RobbyRacoon Olmstead Red warrior is hungry! Join date: 20 Sep 2006 Posts: 1,821	01-24-2009 17:43 This sorta kinda works. It's not robust or error free, it's just a quickie example : From: someone function getFunctionDescription( $functionName ) { $functionName = str_replace( "_", "-", $functionName ); $url = "http://us.php.net/manual/en/function.".$functionName.".php"; $h = new http(); if( !$h->fetch( $url ) ) return $url; $html = $h->body; $config = HTMLPurifier_Config::createDefault(); $config->set('Core', 'Encoding', 'UTF-8'); // replace with your encoding $config->set('Core', 'DefinitionCache', null); $config->set('HTML', 'EnableAttrID', true); $purifier = new HTMLPurifier($config); $html = '<body>' . $purifier->purify( str_replace( " ", " ", $html ) ) . "</body>"; $xml = simplexml_load_string( $html ); $result = $xml->xpath( "//div[@class='refsect1 description']/p" ); $description = (string)$result[0]; return $description; } Hopefully that's enough to get started, or enough for someone who's not sick to jump in . _____________________
Prometheus Deckard Registered User Join date: 24 May 2005 Posts: 23	01-30-2009 19:32 I played around with a some code, although I still can't seem to get it quite right. I'm afraid my PHP knowledge really is -very- limited
Hewee Zetkin Registered User Join date: 20 Jul 2006 Posts: 2,702	01-30-2009 21:08 I'd probably try to stick to the standard PHP libraries myself. The DOM API is pretty easy to use and has some good examples in the documentation. The major pieces I'd use are DOMDocument::loadHTML (http://us.php.net/manual/en/domdocument.loadhtml.php) to parse the content, the DOMDocument (http://us.php.net/manual/en/class.domdocument.php) and DOMNode (http://us.php.net/manual/en/class.domnode.php) properties and methods to examine the names, attributes, and values of the nodes, and possibly DOMXPath (http://us.php.net/manual/en/class.domxpath.php) to find the elements you are interested in (though that one would take a bit of learning if you're not familiar with XPaths).
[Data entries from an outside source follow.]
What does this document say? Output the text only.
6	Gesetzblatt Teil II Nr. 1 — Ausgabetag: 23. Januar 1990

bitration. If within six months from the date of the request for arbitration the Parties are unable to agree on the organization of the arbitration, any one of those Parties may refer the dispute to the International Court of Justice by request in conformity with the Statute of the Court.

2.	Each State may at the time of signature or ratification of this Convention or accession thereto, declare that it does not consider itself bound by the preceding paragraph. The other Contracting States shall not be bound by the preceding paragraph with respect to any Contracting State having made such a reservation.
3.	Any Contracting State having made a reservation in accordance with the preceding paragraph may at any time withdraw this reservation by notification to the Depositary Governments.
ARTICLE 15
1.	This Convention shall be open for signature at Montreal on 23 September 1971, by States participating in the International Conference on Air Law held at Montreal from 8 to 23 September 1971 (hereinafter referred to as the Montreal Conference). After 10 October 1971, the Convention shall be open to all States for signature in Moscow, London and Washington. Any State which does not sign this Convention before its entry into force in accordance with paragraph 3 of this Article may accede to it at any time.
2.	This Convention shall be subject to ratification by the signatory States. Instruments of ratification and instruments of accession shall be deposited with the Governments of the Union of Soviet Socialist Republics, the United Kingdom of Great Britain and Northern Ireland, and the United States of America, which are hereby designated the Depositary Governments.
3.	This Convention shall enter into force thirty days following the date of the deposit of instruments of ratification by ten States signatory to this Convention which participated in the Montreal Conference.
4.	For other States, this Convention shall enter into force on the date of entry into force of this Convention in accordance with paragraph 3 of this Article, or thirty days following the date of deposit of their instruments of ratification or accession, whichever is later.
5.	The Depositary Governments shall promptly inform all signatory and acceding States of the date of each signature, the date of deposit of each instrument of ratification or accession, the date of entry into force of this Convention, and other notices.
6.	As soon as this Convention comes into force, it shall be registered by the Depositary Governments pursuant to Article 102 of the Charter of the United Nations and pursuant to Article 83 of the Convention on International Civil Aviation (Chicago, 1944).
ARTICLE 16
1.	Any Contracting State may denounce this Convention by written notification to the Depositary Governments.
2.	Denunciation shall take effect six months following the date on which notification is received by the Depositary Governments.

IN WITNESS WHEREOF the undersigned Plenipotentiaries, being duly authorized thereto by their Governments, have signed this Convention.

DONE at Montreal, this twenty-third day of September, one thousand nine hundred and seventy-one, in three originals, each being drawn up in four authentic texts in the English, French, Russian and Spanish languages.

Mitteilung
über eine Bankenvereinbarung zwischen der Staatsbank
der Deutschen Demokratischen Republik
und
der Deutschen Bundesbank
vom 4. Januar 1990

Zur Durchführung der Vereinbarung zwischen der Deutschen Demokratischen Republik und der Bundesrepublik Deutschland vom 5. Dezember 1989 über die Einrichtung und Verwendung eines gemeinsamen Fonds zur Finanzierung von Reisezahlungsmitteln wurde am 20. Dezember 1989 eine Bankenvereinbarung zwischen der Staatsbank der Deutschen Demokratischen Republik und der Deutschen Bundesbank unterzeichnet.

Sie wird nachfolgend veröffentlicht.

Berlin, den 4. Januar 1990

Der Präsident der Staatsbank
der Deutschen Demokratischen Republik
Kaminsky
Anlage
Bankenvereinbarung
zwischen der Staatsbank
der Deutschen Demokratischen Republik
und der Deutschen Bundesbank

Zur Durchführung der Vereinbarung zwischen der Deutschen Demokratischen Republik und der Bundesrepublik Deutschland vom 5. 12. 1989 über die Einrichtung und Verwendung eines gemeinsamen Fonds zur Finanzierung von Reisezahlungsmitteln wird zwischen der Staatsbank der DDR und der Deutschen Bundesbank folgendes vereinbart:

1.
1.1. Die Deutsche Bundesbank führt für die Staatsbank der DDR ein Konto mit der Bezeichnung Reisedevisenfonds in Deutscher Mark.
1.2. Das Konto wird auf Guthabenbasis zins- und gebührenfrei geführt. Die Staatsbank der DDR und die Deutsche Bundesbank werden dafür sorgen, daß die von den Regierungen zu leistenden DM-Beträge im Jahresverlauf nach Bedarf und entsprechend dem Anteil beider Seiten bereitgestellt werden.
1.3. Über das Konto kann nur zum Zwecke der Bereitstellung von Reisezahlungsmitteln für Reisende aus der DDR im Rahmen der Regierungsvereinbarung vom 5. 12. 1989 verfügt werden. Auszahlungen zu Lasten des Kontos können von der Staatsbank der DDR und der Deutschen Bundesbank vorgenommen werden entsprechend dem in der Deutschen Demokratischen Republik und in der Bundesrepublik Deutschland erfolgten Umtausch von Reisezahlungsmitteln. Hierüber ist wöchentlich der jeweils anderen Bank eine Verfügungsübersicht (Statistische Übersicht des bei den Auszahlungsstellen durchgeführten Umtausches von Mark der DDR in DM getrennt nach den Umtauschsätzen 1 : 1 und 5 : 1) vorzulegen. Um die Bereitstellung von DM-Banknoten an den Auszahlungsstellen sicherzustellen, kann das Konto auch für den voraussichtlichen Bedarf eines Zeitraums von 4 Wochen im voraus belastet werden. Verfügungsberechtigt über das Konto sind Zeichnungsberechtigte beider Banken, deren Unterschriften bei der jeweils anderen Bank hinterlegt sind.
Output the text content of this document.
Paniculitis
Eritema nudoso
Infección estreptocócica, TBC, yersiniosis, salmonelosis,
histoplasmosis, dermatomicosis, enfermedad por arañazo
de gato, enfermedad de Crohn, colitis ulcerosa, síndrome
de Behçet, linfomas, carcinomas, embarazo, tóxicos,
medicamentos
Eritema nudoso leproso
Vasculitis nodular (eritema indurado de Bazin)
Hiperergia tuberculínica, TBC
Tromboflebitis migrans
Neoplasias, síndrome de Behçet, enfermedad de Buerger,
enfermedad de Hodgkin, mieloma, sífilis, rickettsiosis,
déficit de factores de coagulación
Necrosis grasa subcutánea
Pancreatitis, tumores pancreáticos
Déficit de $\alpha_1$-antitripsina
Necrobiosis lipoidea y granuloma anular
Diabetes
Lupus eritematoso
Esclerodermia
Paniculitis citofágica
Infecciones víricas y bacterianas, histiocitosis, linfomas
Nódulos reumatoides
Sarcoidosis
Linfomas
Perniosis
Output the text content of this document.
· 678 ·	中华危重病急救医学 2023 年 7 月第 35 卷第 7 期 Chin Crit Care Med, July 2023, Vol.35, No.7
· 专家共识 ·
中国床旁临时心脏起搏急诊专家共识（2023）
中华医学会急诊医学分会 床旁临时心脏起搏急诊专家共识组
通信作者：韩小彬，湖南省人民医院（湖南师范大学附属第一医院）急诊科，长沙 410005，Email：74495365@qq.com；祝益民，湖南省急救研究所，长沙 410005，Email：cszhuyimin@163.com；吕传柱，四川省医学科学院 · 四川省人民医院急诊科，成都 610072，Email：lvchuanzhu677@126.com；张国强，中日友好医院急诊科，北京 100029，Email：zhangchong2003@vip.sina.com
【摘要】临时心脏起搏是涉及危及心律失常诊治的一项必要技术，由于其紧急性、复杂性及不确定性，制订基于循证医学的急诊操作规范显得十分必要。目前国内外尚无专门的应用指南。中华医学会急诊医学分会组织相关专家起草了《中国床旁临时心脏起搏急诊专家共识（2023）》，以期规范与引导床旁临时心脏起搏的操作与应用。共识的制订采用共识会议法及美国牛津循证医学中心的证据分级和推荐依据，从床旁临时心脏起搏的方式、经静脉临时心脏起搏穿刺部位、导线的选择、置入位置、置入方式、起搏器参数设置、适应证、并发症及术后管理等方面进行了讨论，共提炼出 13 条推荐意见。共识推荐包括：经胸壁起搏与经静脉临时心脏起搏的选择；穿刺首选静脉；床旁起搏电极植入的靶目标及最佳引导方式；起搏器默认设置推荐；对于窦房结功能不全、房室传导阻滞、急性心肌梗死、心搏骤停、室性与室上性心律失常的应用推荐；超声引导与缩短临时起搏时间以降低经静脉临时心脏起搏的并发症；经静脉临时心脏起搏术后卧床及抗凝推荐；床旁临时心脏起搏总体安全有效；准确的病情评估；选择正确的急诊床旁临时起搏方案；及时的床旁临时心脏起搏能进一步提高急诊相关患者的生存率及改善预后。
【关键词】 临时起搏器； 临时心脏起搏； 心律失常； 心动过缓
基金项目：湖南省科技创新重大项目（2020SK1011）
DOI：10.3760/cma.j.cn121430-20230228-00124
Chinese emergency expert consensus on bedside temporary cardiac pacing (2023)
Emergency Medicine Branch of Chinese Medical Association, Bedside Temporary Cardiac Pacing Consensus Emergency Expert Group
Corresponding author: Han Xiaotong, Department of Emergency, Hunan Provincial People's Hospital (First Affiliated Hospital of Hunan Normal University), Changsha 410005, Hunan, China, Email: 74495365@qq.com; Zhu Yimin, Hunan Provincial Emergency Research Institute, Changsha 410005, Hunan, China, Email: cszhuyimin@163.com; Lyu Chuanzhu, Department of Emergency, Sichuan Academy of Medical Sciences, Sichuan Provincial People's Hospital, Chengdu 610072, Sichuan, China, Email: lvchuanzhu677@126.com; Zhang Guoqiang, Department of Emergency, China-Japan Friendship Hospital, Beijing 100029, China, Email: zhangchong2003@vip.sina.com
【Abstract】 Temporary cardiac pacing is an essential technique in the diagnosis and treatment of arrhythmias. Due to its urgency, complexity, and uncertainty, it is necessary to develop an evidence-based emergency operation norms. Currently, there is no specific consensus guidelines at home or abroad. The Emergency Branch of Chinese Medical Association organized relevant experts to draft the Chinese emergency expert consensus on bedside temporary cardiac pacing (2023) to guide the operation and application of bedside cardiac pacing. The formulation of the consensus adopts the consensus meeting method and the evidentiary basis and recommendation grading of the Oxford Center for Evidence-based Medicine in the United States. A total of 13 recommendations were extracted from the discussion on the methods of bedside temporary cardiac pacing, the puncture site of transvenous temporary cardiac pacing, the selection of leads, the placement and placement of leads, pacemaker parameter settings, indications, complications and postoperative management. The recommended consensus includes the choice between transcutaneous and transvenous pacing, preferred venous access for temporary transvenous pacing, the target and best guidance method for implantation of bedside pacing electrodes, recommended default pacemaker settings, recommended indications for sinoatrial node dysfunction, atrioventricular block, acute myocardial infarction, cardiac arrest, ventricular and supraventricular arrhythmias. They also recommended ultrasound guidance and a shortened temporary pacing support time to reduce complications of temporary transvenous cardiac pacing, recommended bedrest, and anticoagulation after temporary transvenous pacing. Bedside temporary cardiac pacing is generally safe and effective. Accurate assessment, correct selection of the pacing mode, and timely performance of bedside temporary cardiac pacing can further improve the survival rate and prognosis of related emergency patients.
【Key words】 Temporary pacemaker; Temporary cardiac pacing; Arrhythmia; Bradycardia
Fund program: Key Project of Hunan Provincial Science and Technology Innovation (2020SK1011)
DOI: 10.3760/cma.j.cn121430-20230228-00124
Looking at the HTML source of the echo() documentation referenced above, you'd be looking first for the <div> element with ID "function.echo". it's descendent <p> with class "verinfo" will be the versions. Then the (descendant of "function.echo" <div> just after the <a> with ID "function.echo.description" has the rest. It looks like the first <div> child of that element will have a value that is your syntax info, and all the <p> children put together will be your description. Some important highlights: http://us.php.net/manual/en/domdocument.loadhtml.php http://us.php.net/manual/en/domdocument.getelementbyid.php http://us.php.net/manual/en/domelement.getattribute.php http://us.php.net/manual/en/class.domnode.php#domnode.props.nodevalue http://us.php.net/manual/en/class.domnode.php#domnode.props.childnodes http://us.php.net/manual/en/class.domnode.php#domnode.props.nextsibling You'd have to do some research yourself on whether the other functions' HTML pages are formatted in a similar fashion. Probably the simple ones are, but if you're going to parse class documentation as well (such as the pages referenced above for DOM) you might have some more interesting structure to consider.